Precisely, I'm in the same boat. And while I've seen workarounds (like http://include.aorcsik.com/2014/12/04/add-favicons-to-safari...) I really don't want to have to add SIMBL extensions just to get something every other browser already does. :(

If it is there for pinned sites, why not add it for all of them?


Ah! Yes, I hate that too! Thanks for clarifying.


Everyone who read this has now given more thought to this issue than Safari's developers seem to have.


Typical for apple I have spent days trying to sort out the NTP fiasco that apple introduced in mavericks.

Networked macs lose connection to the OSx Server as clocks drift apart and kerberos authentication fails


Why is NTP so hard for a proprietary OS? I have never had a problem on Linux, while on Windows I can't remember seeing NTP ever actually work.


Windows implements SNTP. The goal is to keep the clock within tolerance for Kerberos (5 minutes). It's embarrassingly bad but they don't seem to have any real reason to fix it. Also the w32tm code is ... bad.


At least NTP works on windows I have been trying to migrate a small 15 mac office to use networked users - because of the changes apple made to NTP all the networked macs lose sync after a couple of hours and crash quite often screwing up the outlook database.

It's certainly soured me on apple period I am recommending getting some nice dell i7 hexcore work stations.


Why are Twitter, Yelp, and Pinterest implementing this when it clearly causes problems?


So they could be demoed in the WWDC keynote.


And break it for existing actual users. Brilliant.


Worse they are implementing it incorrectly. Apparently placing a normal favicon tag after the Apple one would fix the issue and Apple suggests doing so.


Here's the proposal they meant to send out prior to the announcement, which explains the rationale: https://lists.w3.org/Archives/Public/public-whatwg-archive/2...


So why exactly can't Safari just use Favicon's for pinned tabs like everyone else? Gotta love standards.


It does work with standard favicon, this is to extend it.


Embrace, extend, extinguish? I thought that was Microsoft...


Golly gee, web development sure seems to be getting complicated. Do you think there will ever be tools that can test web pages against a diversity of browsers in order to catch this sort of problem before it hits production?


Is there any automated tool that would catch a visual-only issue with a favicon that doesn't throw any errors or warnings?

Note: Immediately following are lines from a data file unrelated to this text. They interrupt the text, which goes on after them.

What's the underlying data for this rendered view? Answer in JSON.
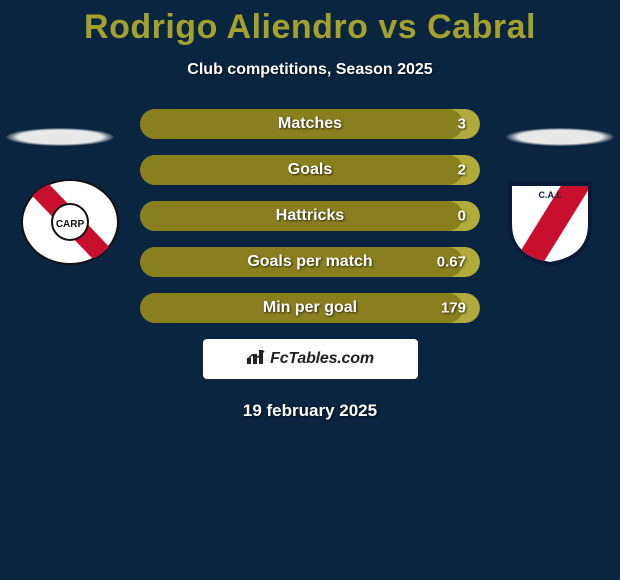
{
  "title": "Rodrigo Aliendro vs Cabral",
  "title_color": "#a3a02d",
  "subtitle": "Club competitions, Season 2025",
  "date": "19 february 2025",
  "background_color": "#0a2540",
  "bar_left_color": "#8a7f1f",
  "bar_right_color": "#b0ab3a",
  "stats": [
    {
      "label": "Matches",
      "value": "3",
      "fill_pct": 95
    },
    {
      "label": "Goals",
      "value": "2",
      "fill_pct": 95
    },
    {
      "label": "Hattricks",
      "value": "0",
      "fill_pct": 95
    },
    {
      "label": "Goals per match",
      "value": "0.67",
      "fill_pct": 95
    },
    {
      "label": "Min per goal",
      "value": "179",
      "fill_pct": 95
    }
  ],
  "brand": {
    "icon": "bars-icon",
    "text": "FcTables.com",
    "bg": "#ffffff",
    "text_color": "#222222"
  },
  "clubs": {
    "left": {
      "name": "river-plate",
      "stripe": "#c8102e",
      "bg": "#ffffff"
    },
    "right": {
      "name": "independiente",
      "stripe": "#c8102e",
      "bg": "#ffffff"
    }
  }
}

Maybe an Apple intern could sit in front of a computer that runs ImageMagick's compare utility. However, it stands to reason that Apple would be left with a choice between hiring two interns and not having an intern write their production code. Or maybe Apple could have the intern work on automating a visual testing process so that builds break when they break other browsers.

But I never said anything about "automating" since even manual testing would be a QA improvement.